Asim Beg, Ph.D.
Our lab studies the molecular and cellular mechanisms underlying neuronal circuit assembly and function. We are particularly interested in understanding how the central nervous system controls movement from both physiological and behavioral perspectives.
Ken Inoki, M.D., Ph.D.
The Inoki lab studies the role of mammalian target of rapamycin (mTOR) signaling in the development of cancer and metabolic disorders such as diabetes using mouse models. Our lab also investigates the molecular mechanisms by which mTOR pathway is regulated by extra- and intracellular cues using cell biology, biochemical, and genetic approaches.
David Lombard, M.D., Ph.D.
Aging is a conserved but poorly understood biological phenomenon. In invertebrates, overexpression of sirtuins – homologs of the yeast Sir2 deacetylase – confers increased lifespan. Mammals possess seven sirtuins, called SIRT1-SIRT7. Many of these proteins modulate metabolic processes. Our group focuses on the mitochondrial sirtuin SIRT3 and the nuclear sirtuin SIRT6. We are attempting to elucidate links between these sirtuins and metabolism, cancer, and aging.
Carey Lumeng, M.D., Ph.D.
Our laboratory is interested in how inflammatory cells and pathways are activated in obesity and how this leads to diseases such as type 2 diabetes and metabolic syndrome. We utilize animal models, cell biology, and biochemistry techniques to understand how inflammatory cells in fat are recruited to adipose tissue and how this contributes to metabolic diseases. The lab is focused on understanding the biology of adipose tissue macrophages, a novel type of inflammatory cell that invades fat with obesity and alters the normal function of adipose tissue.

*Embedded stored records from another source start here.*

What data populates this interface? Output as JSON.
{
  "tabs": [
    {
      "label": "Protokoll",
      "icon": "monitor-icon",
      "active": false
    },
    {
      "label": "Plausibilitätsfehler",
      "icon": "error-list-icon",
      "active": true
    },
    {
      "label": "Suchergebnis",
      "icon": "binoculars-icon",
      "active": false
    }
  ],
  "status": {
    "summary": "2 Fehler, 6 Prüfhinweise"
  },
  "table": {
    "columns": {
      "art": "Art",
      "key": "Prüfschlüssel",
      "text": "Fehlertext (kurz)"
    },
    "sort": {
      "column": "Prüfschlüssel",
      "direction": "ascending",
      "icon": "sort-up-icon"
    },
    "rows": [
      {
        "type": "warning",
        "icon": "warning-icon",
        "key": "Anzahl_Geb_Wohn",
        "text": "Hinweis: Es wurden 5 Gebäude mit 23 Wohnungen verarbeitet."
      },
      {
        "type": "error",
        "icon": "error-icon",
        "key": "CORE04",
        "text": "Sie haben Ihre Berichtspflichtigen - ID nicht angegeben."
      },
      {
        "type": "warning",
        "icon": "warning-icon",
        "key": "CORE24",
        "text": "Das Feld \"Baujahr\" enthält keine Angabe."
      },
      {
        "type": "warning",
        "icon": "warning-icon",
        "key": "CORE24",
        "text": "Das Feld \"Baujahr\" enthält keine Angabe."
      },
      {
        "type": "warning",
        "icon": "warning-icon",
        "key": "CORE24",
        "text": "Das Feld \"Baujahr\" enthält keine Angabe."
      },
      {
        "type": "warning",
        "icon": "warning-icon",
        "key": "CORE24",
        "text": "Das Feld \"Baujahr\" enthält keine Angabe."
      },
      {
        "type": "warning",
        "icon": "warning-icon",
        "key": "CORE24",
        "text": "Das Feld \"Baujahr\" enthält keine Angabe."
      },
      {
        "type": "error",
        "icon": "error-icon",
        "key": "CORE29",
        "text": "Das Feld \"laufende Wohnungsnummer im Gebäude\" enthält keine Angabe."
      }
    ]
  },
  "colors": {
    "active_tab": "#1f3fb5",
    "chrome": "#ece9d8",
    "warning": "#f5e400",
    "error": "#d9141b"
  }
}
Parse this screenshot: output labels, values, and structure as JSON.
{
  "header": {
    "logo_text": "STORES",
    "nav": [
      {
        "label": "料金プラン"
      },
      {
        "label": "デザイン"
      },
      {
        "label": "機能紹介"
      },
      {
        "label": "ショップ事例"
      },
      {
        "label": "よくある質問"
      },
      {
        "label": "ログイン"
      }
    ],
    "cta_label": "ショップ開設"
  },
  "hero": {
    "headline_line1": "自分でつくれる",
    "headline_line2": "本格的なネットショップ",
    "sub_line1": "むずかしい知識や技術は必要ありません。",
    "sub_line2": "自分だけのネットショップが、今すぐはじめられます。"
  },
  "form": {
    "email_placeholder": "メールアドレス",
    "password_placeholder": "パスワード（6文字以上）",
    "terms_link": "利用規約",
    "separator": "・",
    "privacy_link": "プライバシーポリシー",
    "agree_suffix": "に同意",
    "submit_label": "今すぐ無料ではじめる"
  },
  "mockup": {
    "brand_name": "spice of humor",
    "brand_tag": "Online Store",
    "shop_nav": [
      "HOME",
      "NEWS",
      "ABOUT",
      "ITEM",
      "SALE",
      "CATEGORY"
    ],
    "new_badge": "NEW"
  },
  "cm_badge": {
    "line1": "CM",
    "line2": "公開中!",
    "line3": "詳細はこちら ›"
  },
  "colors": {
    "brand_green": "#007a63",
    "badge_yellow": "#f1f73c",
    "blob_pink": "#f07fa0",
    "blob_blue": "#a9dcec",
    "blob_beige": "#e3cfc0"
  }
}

Marina Pasca di Magliano, Ph.D.
My laboratory studies the formation and progression of pancreatic cancer. The onset of pancreatic cancer is characterized by activation of signaling pathways that are quiescent in the normal pancreas. We are in particular interested in the Hedgehog signaling pathway, that acts in a paracrine manner to mediate the interaction of tumor cells with their surrounding microenvironment (or tumor stroma). Our long-term goal is to target tumor-stroma interactions for the treatment of pancreatic cancer.
Bing Ye, Ph.D.
We study how distinct subcellular compartments are established in neurons and how this process contributes to the organization of the nervous system. We are particularly interested in the differential development between dendrites and axons and the strategic distribution of synapses in subcellular compartments. We employ a multi-disciplinary approach, including genetics, molecular biology, biochemistry, and advanced multi-dimensional imaging, to study these problems in both Drosophila and mammals.